Le Scénic 4 : autre héritier du monospace baroudeur des origines.
Le Scénic 4 : autre héritier du monospace baroudeur des origines.

Lorsque l'Espace en 2015 et le Scénic en 2016 sont renouvelés, ils se retrouvent affublés de grosses roues et oscillent entre le monospace et le SUV. Cette fois-ci, plus question d'une série dérivée, c'est l'ensemble de la gamme qui succombe au syndrome RX4, sans pour autant proposer 4 roues motrices. Mais comme leur ancêtre commun, ils ne connaîtront pas de descendant, et vont passer à la trappe du futur programme "Renaulution". Les tentatives de faire survivre les monocorps, inventés par Renault, auront donc été vaines, malgré les efforts du Losange.

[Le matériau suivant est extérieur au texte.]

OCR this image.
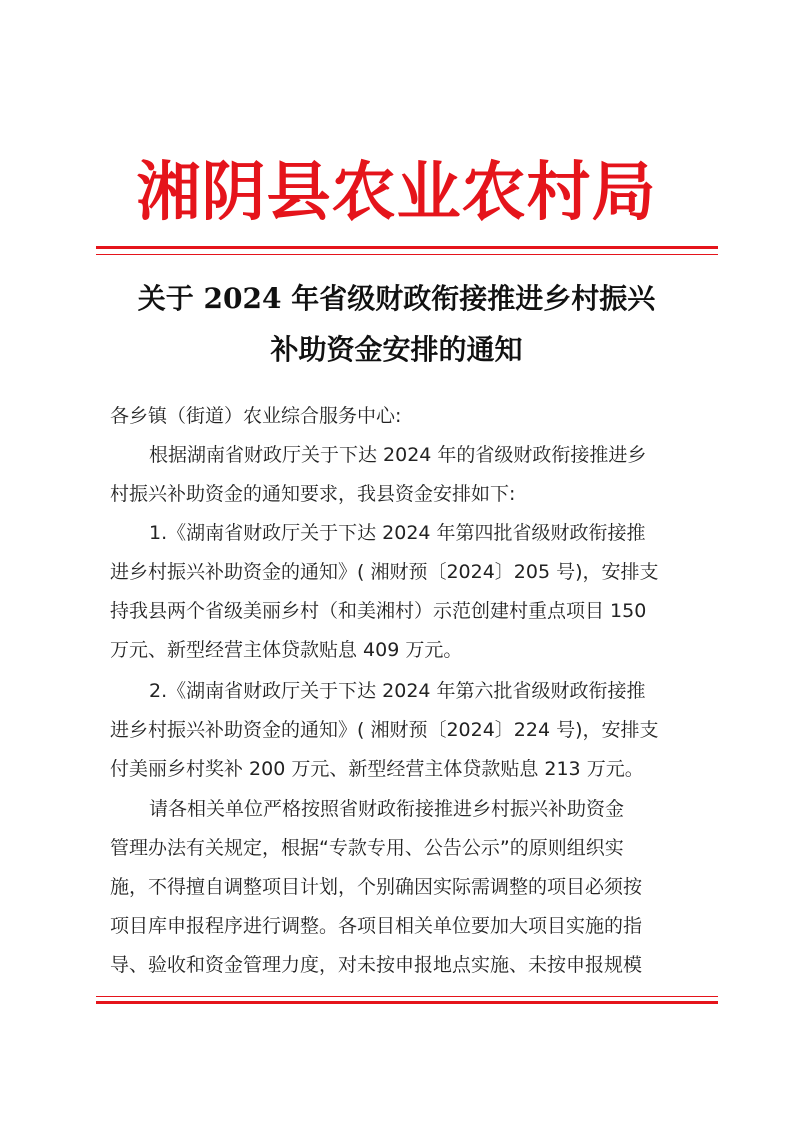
湘阴县农业农村局
关于 2024 年省级财政衔接推进乡村振兴
补助资金安排的通知
各乡镇（街道）农业综合服务中心:
根据湖南省财政厅关于下达 2024 年的省级财政衔接推进乡
村振兴补助资金的通知要求，我县资金安排如下:
1.《湖南省财政厅关于下达 2024 年第四批省级财政衔接推
进乡村振兴补助资金的通知》( 湘财预〔2024〕205 号)，安排支
持我县两个省级美丽乡村（和美湘村）示范创建村重点项目 150
万元、新型经营主体贷款贴息 409 万元。
2.《湖南省财政厅关于下达 2024 年第六批省级财政衔接推
进乡村振兴补助资金的通知》( 湘财预〔2024〕224 号)，安排支
付美丽乡村奖补 200 万元、新型经营主体贷款贴息 213 万元。
请各相关单位严格按照省财政衔接推进乡村振兴补助资金
管理办法有关规定，根据“专款专用、公告公示”的原则组织实
施，不得擅自调整项目计划，个别确因实际需调整的项目必须按
项目库申报程序进行调整。各项目相关单位要加大项目实施的指
导、验收和资金管理力度，对未按申报地点实施、未按申报规模
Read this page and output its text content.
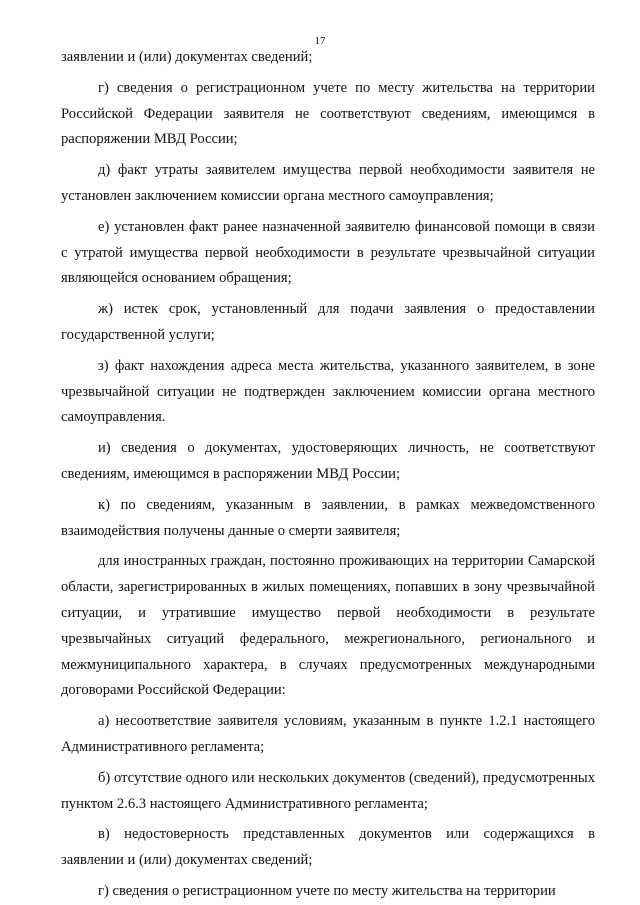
17

заявлении и (или) документах сведений;

г) сведения о регистрационном учете по месту жительства на территории Российской Федерации заявителя не соответствуют сведениям, имеющимся в распоряжении МВД России;

д) факт утраты заявителем имущества первой необходимости заявителя не установлен заключением комиссии органа местного самоуправления;

е) установлен факт ранее назначенной заявителю финансовой помощи в связи с утратой имущества первой необходимости в результате чрезвычайной ситуации являющейся основанием обращения;

ж) истек срок, установленный для подачи заявления о предоставлении государственной услуги;

з) факт нахождения адреса места жительства, указанного заявителем, в зоне чрезвычайной ситуации не подтвержден заключением комиссии органа местного самоуправления.

и) сведения о документах, удостоверяющих личность, не соответствуют сведениям, имеющимся в распоряжении МВД России;

к) по сведениям, указанным в заявлении, в рамках межведомственного взаимодействия получены данные о смерти заявителя;

для иностранных граждан, постоянно проживающих на территории Самарской области, зарегистрированных в жилых помещениях, попавших в зону чрезвычайной ситуации, и утратившие имущество первой необходимости в результате чрезвычайных ситуаций федерального, межрегионального, регионального и межмуниципального характера, в случаях предусмотренных международными договорами Российской Федерации:

а) несоответствие заявителя условиям, указанным в пункте 1.2.1 настоящего Административного регламента;

б) отсутствие одного или нескольких документов (сведений), предусмотренных пунктом 2.6.3 настоящего Административного регламента;

в) недостоверность представленных документов или содержащихся в заявлении и (или) документах сведений;

г) сведения о регистрационном учете по месту жительства на территории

Pourtant, la première tentative de 2001 témoigne de l'étonnante jugeote des dirigeants de Renault et de leur prescience en matière de futur automobile. Et puis, si aujourd'hui encore, certains RX4 roulent toujours, avec un système de transmission dûment réparé, c'est parce qu'aucune auto actuelle n'offre à la fois la polyvalence d'un Scénic, avec son habitabilité et sa modularité, et des capacités pour courir les chemins boueux. Car si les sentiers sont accessibles aux SUV, ces derniers n'offriront jamais l'espace d'un bon vieux monospace.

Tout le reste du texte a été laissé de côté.